At University it seems that whenever I get passionate about an issue regarding women in some way, usually after my friends in Psychology or Counselling attend a lecture about are exposed to some angry revolutionary from the Second Wave, I am met with a disgusted, "Are you a feminist?"

Well, yes I am, thank-you very much.



What angers me in this situation is that no matter how calmly I express my point, using as much reason and restraint I can muster, the chauvinist merely smirks and cracks a joke about how a "woman's place" is in the kitchen.  Sometimes, when the man is completely lacking in the required creativity it takes to repeat a joke that someone else has has already told me too many times, he simply demands a sandwich.

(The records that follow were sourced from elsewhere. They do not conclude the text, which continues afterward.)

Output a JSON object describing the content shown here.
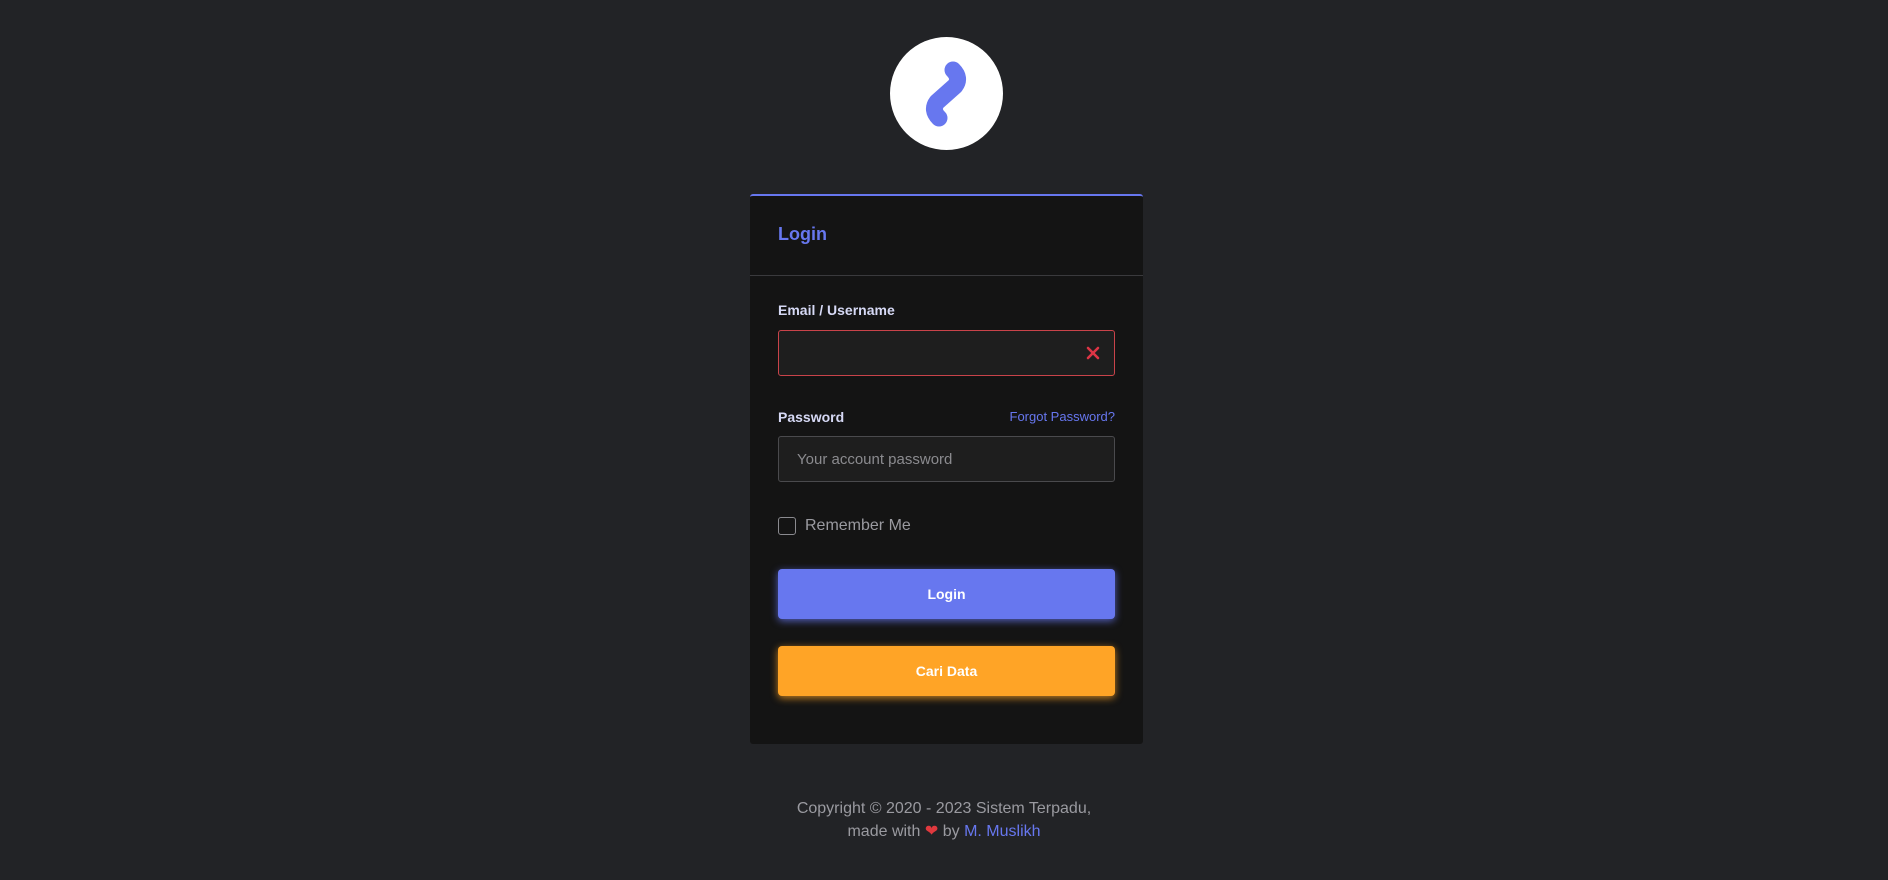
{
  "logo": {
    "letter_icon": "s-logo-icon",
    "accent": "#6777ef"
  },
  "card": {
    "title": "Login",
    "email_label": "Email / Username",
    "email_value": "",
    "password_label": "Password",
    "forgot_link": "Forgot Password?",
    "password_placeholder": "Your account password",
    "remember_label": "Remember Me",
    "login_button": "Login",
    "search_button": "Cari Data"
  },
  "footer": {
    "copyright": "Copyright © 2020 - 2023 Sistem Terpadu,",
    "made_with": "made with",
    "heart": "❤",
    "by": "by",
    "author": "M. Muslikh"
  },
  "colors": {
    "primary": "#6777ef",
    "warning": "#ffa426",
    "error": "#c9434a",
    "background": "#222326",
    "card": "#141414"
  }
}
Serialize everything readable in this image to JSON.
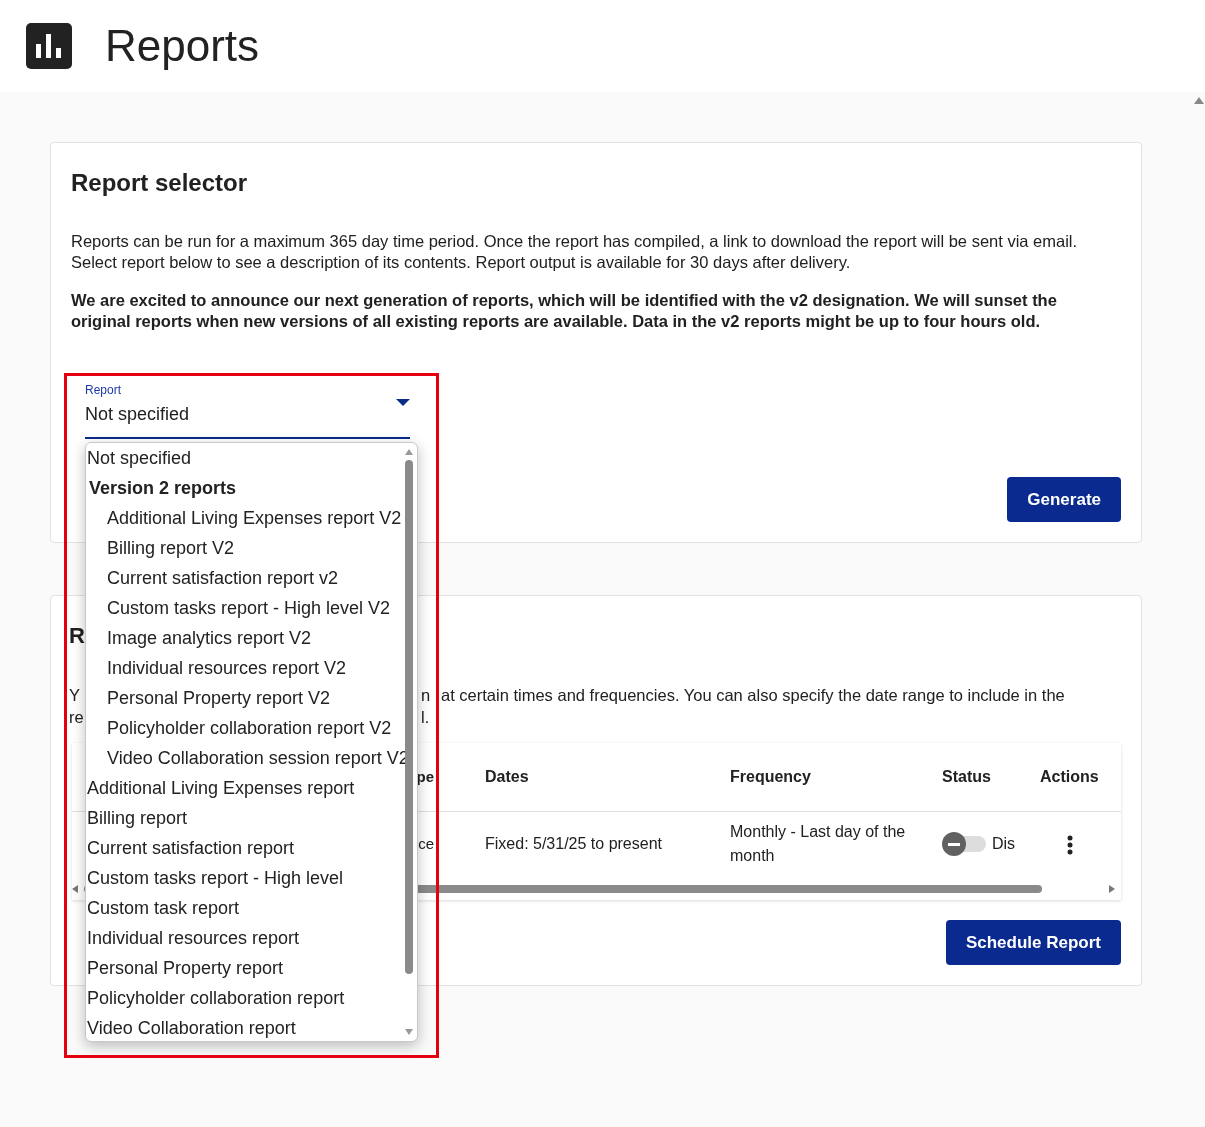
{
  "header": {
    "title": "Reports"
  },
  "report_selector": {
    "title": "Report selector",
    "description": "Reports can be run for a maximum 365 day time period. Once the report has compiled, a link to download the report will be sent via email. Select report below to see a description of its contents. Report output is available for 30 days after delivery.",
    "announcement": "We are excited to announce our next generation of reports, which will be identified with the v2 designation. We will sunset the original reports when new versions of all existing reports are available. Data in the v2 reports might be up to four hours old.",
    "field": {
      "label": "Report",
      "value": "Not specified",
      "expanded": true
    },
    "options": [
      {
        "kind": "option",
        "label": "Not specified"
      },
      {
        "kind": "group",
        "label": "Version 2 reports",
        "children": [
          "Additional Living Expenses report V2",
          "Billing report V2",
          "Current satisfaction report v2",
          "Custom tasks report - High level V2",
          "Image analytics report V2",
          "Individual resources report V2",
          "Personal Property report V2",
          "Policyholder collaboration report V2",
          "Video Collaboration session report V2"
        ]
      },
      {
        "kind": "option",
        "label": "Additional Living Expenses report"
      },
      {
        "kind": "option",
        "label": "Billing report"
      },
      {
        "kind": "option",
        "label": "Current satisfaction report"
      },
      {
        "kind": "option",
        "label": "Custom tasks report - High level"
      },
      {
        "kind": "option",
        "label": "Custom task report"
      },
      {
        "kind": "option",
        "label": "Individual resources report"
      },
      {
        "kind": "option",
        "label": "Personal Property report"
      },
      {
        "kind": "option",
        "label": "Policyholder collaboration report"
      },
      {
        "kind": "option",
        "label": "Video Collaboration report"
      }
    ],
    "button": "Generate"
  },
  "scheduled": {
    "title": "R",
    "lines": [
      {
        "left": "Y",
        "middle": "n",
        "right": "at certain times and frequencies. You can also specify the date range to include in the"
      },
      {
        "left": "re",
        "middle": "l."
      }
    ],
    "table": {
      "columns": [
        "pe",
        "Dates",
        "Frequency",
        "Status",
        "Actions"
      ],
      "rows": [
        {
          "column_1": "ce",
          "dates": "Fixed: 5/31/25 to present",
          "frequency": "Monthly - Last day of the month",
          "status": {
            "on": false,
            "label": "Dis"
          }
        }
      ]
    },
    "button": "Schedule Report"
  }
}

I guess part of the problem is that, men and women, have been allowed to become complacent.  I see it all the time at university, students drifting about and using the three years it takes to obtain a degree as a buffer between adolescence and adulthood.  Some have absolutely no direction at all and merely attend university to escape their parents.  Others are truly inspiring individuals who cling to every opportunity presented to them because they need it to grow and develop into self-actualised human beings; but these are disappointingly a minority at my university.  University has become a time-consuming transaction to purchase access to the middle-classes.  This change in student's expectations has altered the type of education we therefore receive; it is changed into a hoop jumping exercise with learning objectives aimed at passing assessments rather than developing life skills.


Where are the mass student demonstrations that occurred in history?  After all, was it not students who began the Hungarian Revolt?  Was the White Rose group in Nazi Germany not a student organisation aimed at proliferating anti-Hitler propaganda?  I have known of only one student protest in my two years as a student, The Demo-lition.

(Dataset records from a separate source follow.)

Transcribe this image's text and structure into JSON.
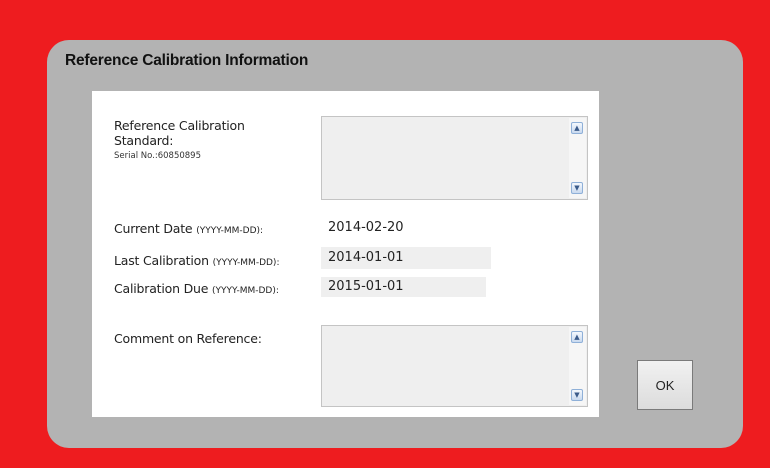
{
  "dialog": {
    "title": "Reference Calibration Information",
    "ok_label": "OK"
  },
  "reference": {
    "label_line1": "Reference Calibration",
    "label_line2": "Standard:",
    "serial": "Serial No.:60850895",
    "standard_value": ""
  },
  "current_date": {
    "label": "Current Date",
    "format": "(YYYY-MM-DD):",
    "value": "2014-02-20"
  },
  "last_calibration": {
    "label": "Last Calibration",
    "format": "(YYYY-MM-DD):",
    "value": "2014-01-01"
  },
  "calibration_due": {
    "label": "Calibration Due",
    "format": "(YYYY-MM-DD):",
    "value": "2015-01-01"
  },
  "comment": {
    "label": "Comment on Reference:",
    "value": ""
  },
  "icons": {
    "scroll_up": "chevron-up-icon",
    "scroll_down": "chevron-down-icon"
  },
  "colors": {
    "background": "#ee1c1f",
    "dialog": "#b3b3b3",
    "panel": "#ffffff",
    "field": "#efefef"
  }
}
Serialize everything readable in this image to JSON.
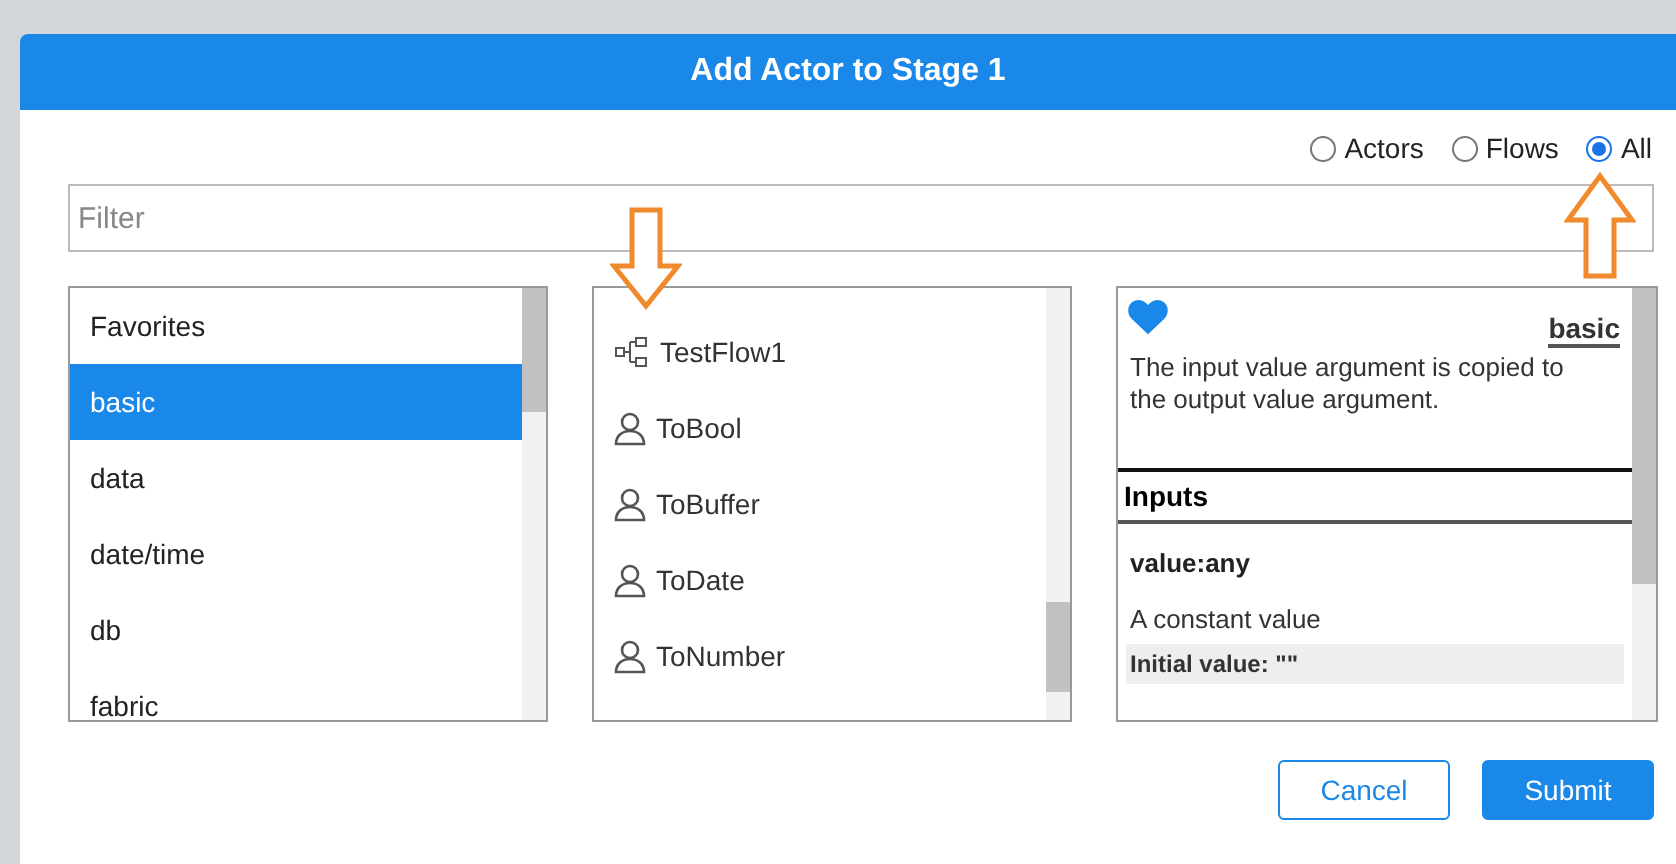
{
  "dialog": {
    "title": "Add Actor to Stage 1"
  },
  "filter_options": [
    {
      "label": "Actors",
      "selected": false
    },
    {
      "label": "Flows",
      "selected": false
    },
    {
      "label": "All",
      "selected": true
    }
  ],
  "filter": {
    "placeholder": "Filter"
  },
  "categories": [
    {
      "label": "Favorites",
      "selected": false
    },
    {
      "label": "basic",
      "selected": true
    },
    {
      "label": "data",
      "selected": false
    },
    {
      "label": "date/time",
      "selected": false
    },
    {
      "label": "db",
      "selected": false
    },
    {
      "label": "fabric",
      "selected": false
    }
  ],
  "items": [
    {
      "label": "TestFlow1",
      "kind": "flow"
    },
    {
      "label": "ToBool",
      "kind": "actor"
    },
    {
      "label": "ToBuffer",
      "kind": "actor"
    },
    {
      "label": "ToDate",
      "kind": "actor"
    },
    {
      "label": "ToNumber",
      "kind": "actor"
    }
  ],
  "details": {
    "favorite": true,
    "category": "basic",
    "description": "The input value argument is copied to the output value argument.",
    "inputs_heading": "Inputs",
    "input_name": "value:any",
    "input_description": "A constant value",
    "initial_value": "Initial value: \"\""
  },
  "buttons": [
    {
      "label": "Cancel",
      "kind": "secondary"
    },
    {
      "label": "Submit",
      "kind": "primary"
    }
  ]
}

It is this level of complacency that is allowing ignorance in both men and women to breed; If this is allowed to continue unchecked then what we will soon face is social regression.  Violations upon our rights will go uncontested, resulting in evermore disastrous infringements until nothing is left but the life that women have previously striven so hard to improve.  The Glass Ceiling Effect needs to be challenged, as do gender roles and the UK's Government Budget Cuts.  If we want changes we need to be prepared to make them happen.


My generation, like those before, needs to join the debate and start questioning the world around them.  Is this the world you want to live in?